A fortnight before the outbreak of the Second World War, Sir Malcolm broke his final record, on Coniston Water, in his new Bluebird K4, with a speed of 141. 74 mph on 19 August 1939.
He realised that the great technical advance of the War years was the development of the jet engine. K4 was converted to jet propulsion, and Sir Malcolm returned to Coniston in 1947 in a bid to raise his record. He was a sick man, unable to control a by now ungainly and cumbersome boat somewhat derisively nick-named ‘The Coniston Slipper.’
He died in his bed, at home, on New Year’s Eve 1948. He didn’t leave his record-breaking Bluebird car or boat to his only son, Donald. But Donald inherited the speed gene from his father.
WHY BLUEBIRD?
The name Bluebird is synonymous with ‘The Campbell Legend.’ All of the World Record Breaking cars and boats driven by Sir Malcolm Campbell, and later by his son, Donald, bore the same name.
On the evening before an important race at Brooklands, Malcolm Campbell went to see the latest West End hit - Maurice Maeterlinck’s play, The Blue Bird, about the pursuit of the unattainable. So strongly did the theme of the play catch his imagination that he immediately re-named his car and re-painted it blue overnight. He ran out of blue paint, leaving some of the original yellow showing. Thereafter, The Bluebird Team’s racing colours were blue with a flash of yellow.

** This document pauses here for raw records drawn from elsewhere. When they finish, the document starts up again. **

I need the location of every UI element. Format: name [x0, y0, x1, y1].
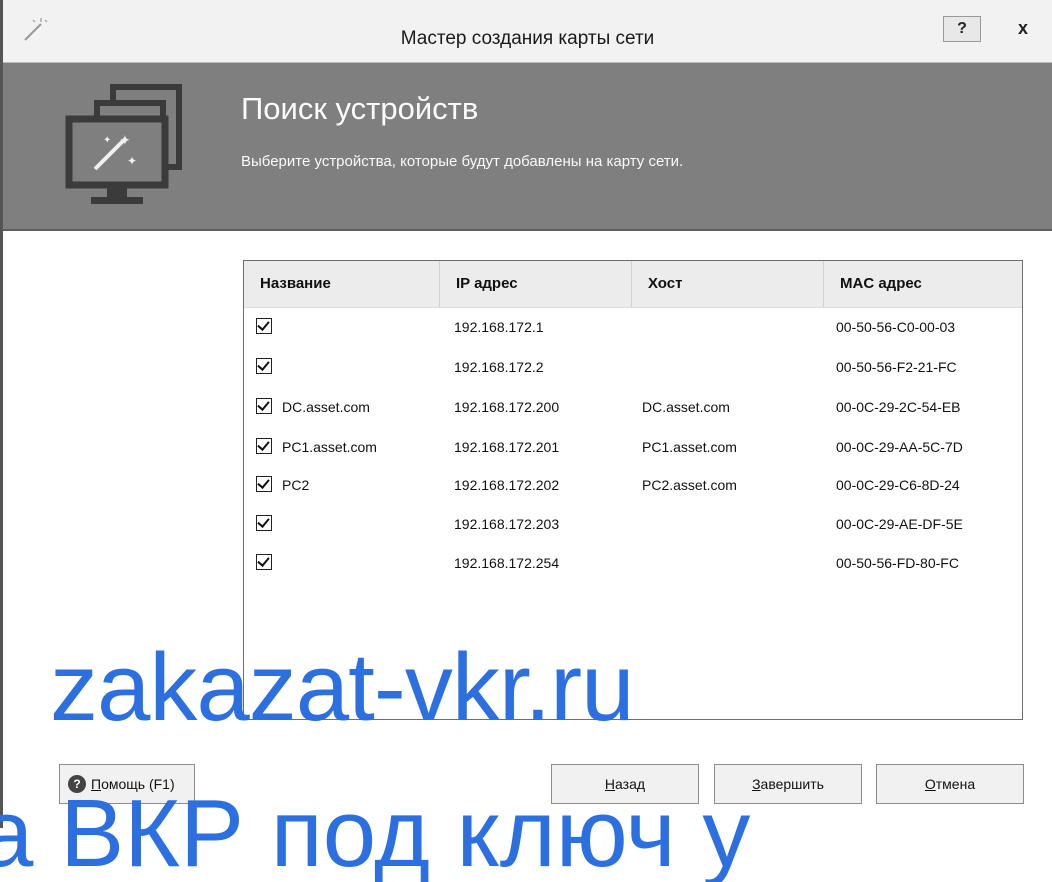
- list-header: Название IP адрес Хост MAC адрес: [244, 261, 1022, 308]
- svg-text:✦: ✦: [103, 135, 111, 146]
- name-cell: [256, 506, 440, 542]
- device-checkbox[interactable]: [256, 515, 272, 532]
- table-row[interactable]: 192.168.172.203 00-0C-29-AE-DF-5E: [244, 506, 1022, 542]
- column-header-host[interactable]: Хост: [632, 261, 824, 307]
- page-title: Поиск устройств: [241, 91, 479, 126]
- svg-text:✦: ✦: [119, 133, 131, 149]
- watermark-text: zakazat-vkr.ru: [50, 634, 635, 741]
- window-title: Мастер создания карты сети: [400, 28, 655, 49]
- ip-cell: 192.168.172.203: [454, 516, 560, 532]
- title-bar: Мастер создания карты сети ? x: [3, 0, 1052, 63]
- table-row[interactable]: PC1.asset.com 192.168.172.201 PC1.asset.…: [244, 429, 1022, 465]
- close-button[interactable]: x: [998, 16, 1048, 42]
- device-checkbox[interactable]: [256, 398, 272, 415]
- page-subtitle: Выберите устройства, которые будут добав…: [241, 153, 684, 170]
- host-cell: PC2.asset.com: [642, 477, 737, 493]
- ip-cell: 192.168.172.201: [454, 439, 560, 455]
- ip-cell: 192.168.172.2: [454, 359, 544, 375]
- mac-cell: 00-0C-29-AE-DF-5E: [836, 516, 963, 532]
- device-checkbox[interactable]: [256, 358, 272, 375]
- network-map-wizard-icon: ✦ ✦ ✦: [65, 84, 182, 204]
- host-cell: [642, 309, 822, 345]
- device-name: PC2: [282, 477, 310, 493]
- watermark-text-bottom: a ВКР под ключ у: [0, 786, 751, 882]
- host-cell: PC1.asset.com: [642, 439, 737, 455]
- device-checkbox[interactable]: [256, 476, 272, 493]
- table-row[interactable]: 192.168.172.254 00-50-56-FD-80-FC: [244, 545, 1022, 581]
- host-cell: [642, 506, 822, 542]
- ip-cell: 192.168.172.200: [454, 399, 560, 415]
- table-row[interactable]: 192.168.172.2 00-50-56-F2-21-FC: [244, 349, 1022, 385]
- table-row[interactable]: DC.asset.com 192.168.172.200 DC.asset.co…: [244, 389, 1022, 425]
- column-header-ip[interactable]: IP адрес: [440, 261, 632, 307]
- ip-cell: 192.168.172.254: [454, 555, 560, 571]
- name-cell: [256, 309, 440, 345]
- table-row[interactable]: 192.168.172.1 00-50-56-C0-00-03: [244, 309, 1022, 345]
- device-checkbox[interactable]: [256, 554, 272, 571]
- ip-cell: 192.168.172.202: [454, 477, 560, 493]
- mac-cell: 00-50-56-F2-21-FC: [836, 359, 957, 375]
- name-cell: PC1.asset.com: [256, 429, 440, 465]
- host-cell: [642, 349, 822, 385]
- device-name: DC.asset.com: [282, 399, 370, 415]
- name-cell: DC.asset.com: [256, 389, 440, 425]
- host-cell: DC.asset.com: [642, 399, 730, 415]
- device-checkbox[interactable]: [256, 438, 272, 455]
- column-header-mac[interactable]: MAC адрес: [824, 261, 1022, 307]
- wizard-header: ✦ ✦ ✦ Поиск устройств Выберите устройств…: [3, 63, 1052, 231]
- mac-cell: 00-0C-29-2C-54-EB: [836, 399, 961, 415]
- name-cell: [256, 545, 440, 581]
- mac-cell: 00-0C-29-C6-8D-24: [836, 477, 960, 493]
- table-row[interactable]: PC2 192.168.172.202 PC2.asset.com 00-0C-…: [244, 467, 1022, 503]
- title-help-button[interactable]: ?: [943, 16, 981, 42]
- host-cell: [642, 545, 822, 581]
- device-name: PC1.asset.com: [282, 439, 377, 455]
- column-header-name[interactable]: Название: [244, 261, 440, 307]
- name-cell: [256, 349, 440, 385]
- mac-cell: 00-50-56-FD-80-FC: [836, 555, 959, 571]
- ip-cell: 192.168.172.1: [454, 319, 544, 335]
- mac-cell: 00-0C-29-AA-5C-7D: [836, 439, 963, 455]
- name-cell: PC2: [256, 467, 440, 503]
- mac-cell: 00-50-56-C0-00-03: [836, 319, 956, 335]
- svg-text:✦: ✦: [127, 154, 137, 168]
- device-checkbox[interactable]: [256, 318, 272, 335]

The letter K represents the Lloyds insurance class for boats with unlimited engine power. K4 was the fourth boat registered in this class, and K7 was the seventh.
WHY CONISTON?
Sir Malcolm Campbell was well aware of the dangers of Nazi German desires for ‘Lebensraum,’ and roundly denounced the Appeasement policy of the late 1930s in pamphlets and articles.
His first three World Water Speed Records had been broken in Switzerland, but thinking it unsafe to travel across Europe on the eve of war, he sought a suitable alternative British venue to try out his new boat, Bluebird K4.
Windermere was rejected because of his great friend Henry Segrave’s death-crash on that lake; the Scottish lochs were too far away. The map showed Coniston Water as a straight stretch of water some five and a half miles long and half a mile wide, with no islands or dog-legs to impede speed. It had good road access, and it boasted, [at Pier Cottage], a jetty and a slipway at a secure, but convenient site. And so the lasting relationship with Coniston was born.